Cannon: He brought a manservant. He went on vacation during the film because he had time off while they built the set. So he went to India and brought back a manservant.
Benjamin: I forgot about that.
Cannon: The manservant was someone who specialized in massage and bathing. I said to [Coburn], “He’s not coming to my house. He’s not bathing me. He’s not massaging me.” He said, “Dyan, he has been trained. There’s nothing sexual.” So, finally, because I trusted James, I let his manservant come to my place. You wanted to die and go to heaven.

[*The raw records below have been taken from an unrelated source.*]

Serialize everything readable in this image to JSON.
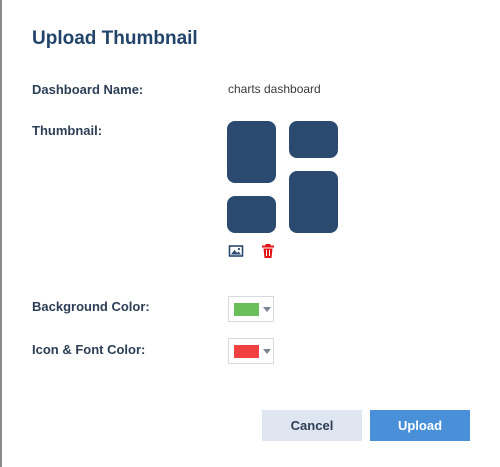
{
  "dialog": {
    "title": "Upload Thumbnail"
  },
  "fields": {
    "dashboard_name_label": "Dashboard Name:",
    "dashboard_name_value": "charts dashboard",
    "thumbnail_label": "Thumbnail:",
    "background_color_label": "Background Color:",
    "icon_font_color_label": "Icon & Font Color:"
  },
  "thumbnail": {
    "tile_color": "#2a4a70",
    "actions": {
      "image_icon": "image-icon",
      "delete_icon": "trash-icon"
    }
  },
  "colors": {
    "background_color": "#6abf5a",
    "icon_font_color": "#f04040",
    "delete_icon_color": "#e01414"
  },
  "buttons": {
    "cancel_label": "Cancel",
    "upload_label": "Upload"
  }
}
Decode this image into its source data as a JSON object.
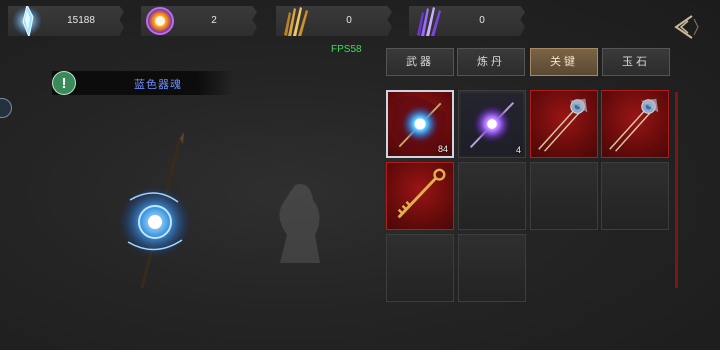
{
  "resources": [
    {
      "icon": "blue-crystal-icon",
      "value": "15188"
    },
    {
      "icon": "orange-orb-icon",
      "value": "2"
    },
    {
      "icon": "golden-claw-icon",
      "value": "0"
    },
    {
      "icon": "purple-claw-icon",
      "value": "0"
    }
  ],
  "fps_label": "FPS58",
  "notice": {
    "icon": "exclamation-icon",
    "text": "蓝色器魂"
  },
  "tabs": [
    {
      "label": "武器",
      "active": false
    },
    {
      "label": "炼丹",
      "active": false
    },
    {
      "label": "关键",
      "active": true
    },
    {
      "label": "玉石",
      "active": false
    }
  ],
  "inventory": [
    {
      "icon": "blue-soul-orb-icon",
      "count": "84",
      "rarity": "red",
      "selected": true
    },
    {
      "icon": "purple-soul-orb-icon",
      "count": "4",
      "rarity": "common",
      "selected": false
    },
    {
      "icon": "ornate-hairpin-icon",
      "count": "",
      "rarity": "red",
      "selected": false
    },
    {
      "icon": "ornate-hairpin-icon",
      "count": "",
      "rarity": "red",
      "selected": false
    },
    {
      "icon": "golden-key-icon",
      "count": "",
      "rarity": "red",
      "selected": false
    },
    {
      "icon": "",
      "count": "",
      "rarity": "empty",
      "selected": false
    },
    {
      "icon": "",
      "count": "",
      "rarity": "empty",
      "selected": false
    },
    {
      "icon": "",
      "count": "",
      "rarity": "empty",
      "selected": false
    },
    {
      "icon": "",
      "count": "",
      "rarity": "empty",
      "selected": false
    },
    {
      "icon": "",
      "count": "",
      "rarity": "empty",
      "selected": false
    }
  ],
  "colors": {
    "accent_gold": "#a88a62",
    "rare_red": "#9a1515",
    "fps_green": "#3ddc5a",
    "notice_blue": "#6f8fff"
  }
}
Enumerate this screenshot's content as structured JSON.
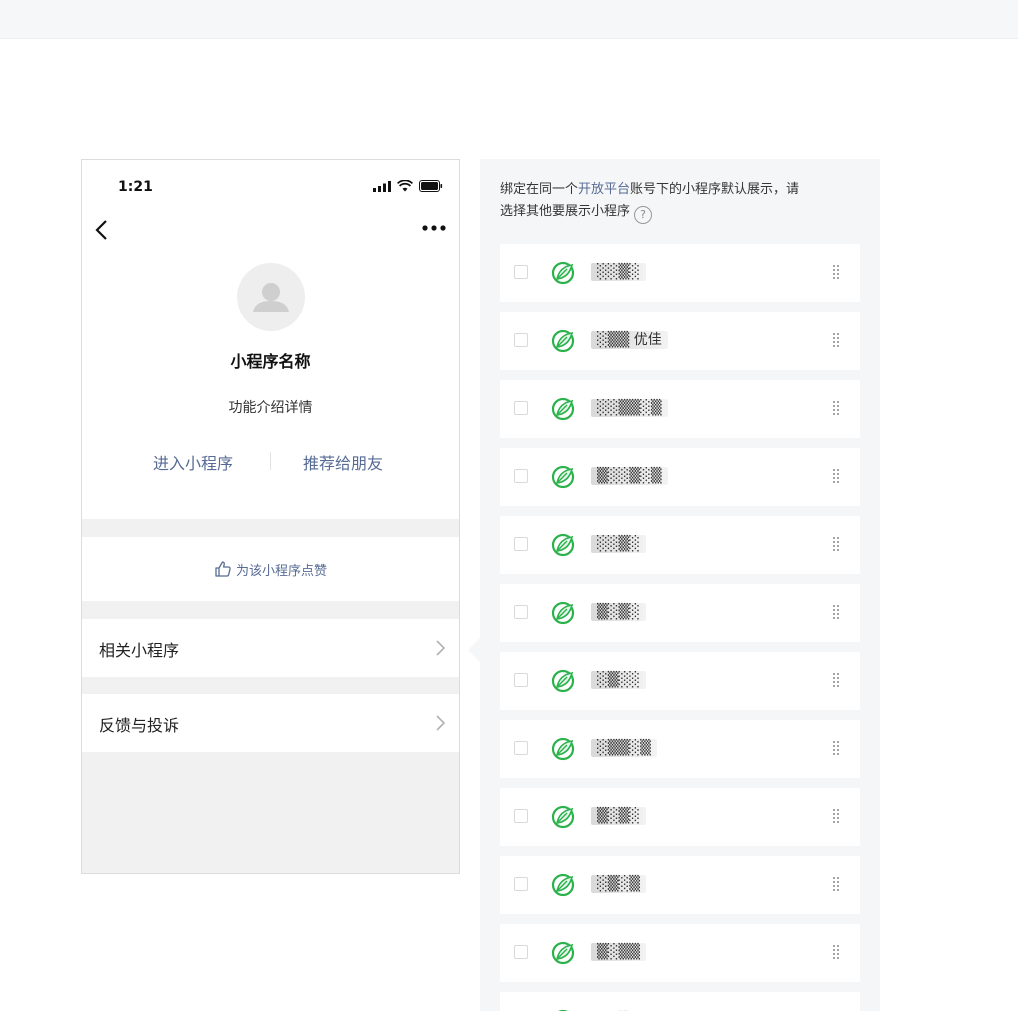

You guys haven’t retired, have you? Are you still actively pursuing work?
Benjamin: Of course.
Cannon: I have been writing my musical for the last five years. We’ve got 25 songs. And my book just got optioned. They are going to make a four- to six-hour miniseries out of it. That’s exciting. I’m executive producer on it. Now I get to cast who’s going to play me, which is kind of interesting. And who’s going to play the other parts.
[Looking at Benjamin.] You know what you should do? Remember “My Dinner With Andre”?
Cannon: You and I should do that.
I love that 1981 film with Wallace Shawn and director Andre Gregory talking about everything over dinner.
Cannon: It just came to me, Richard. People would love it.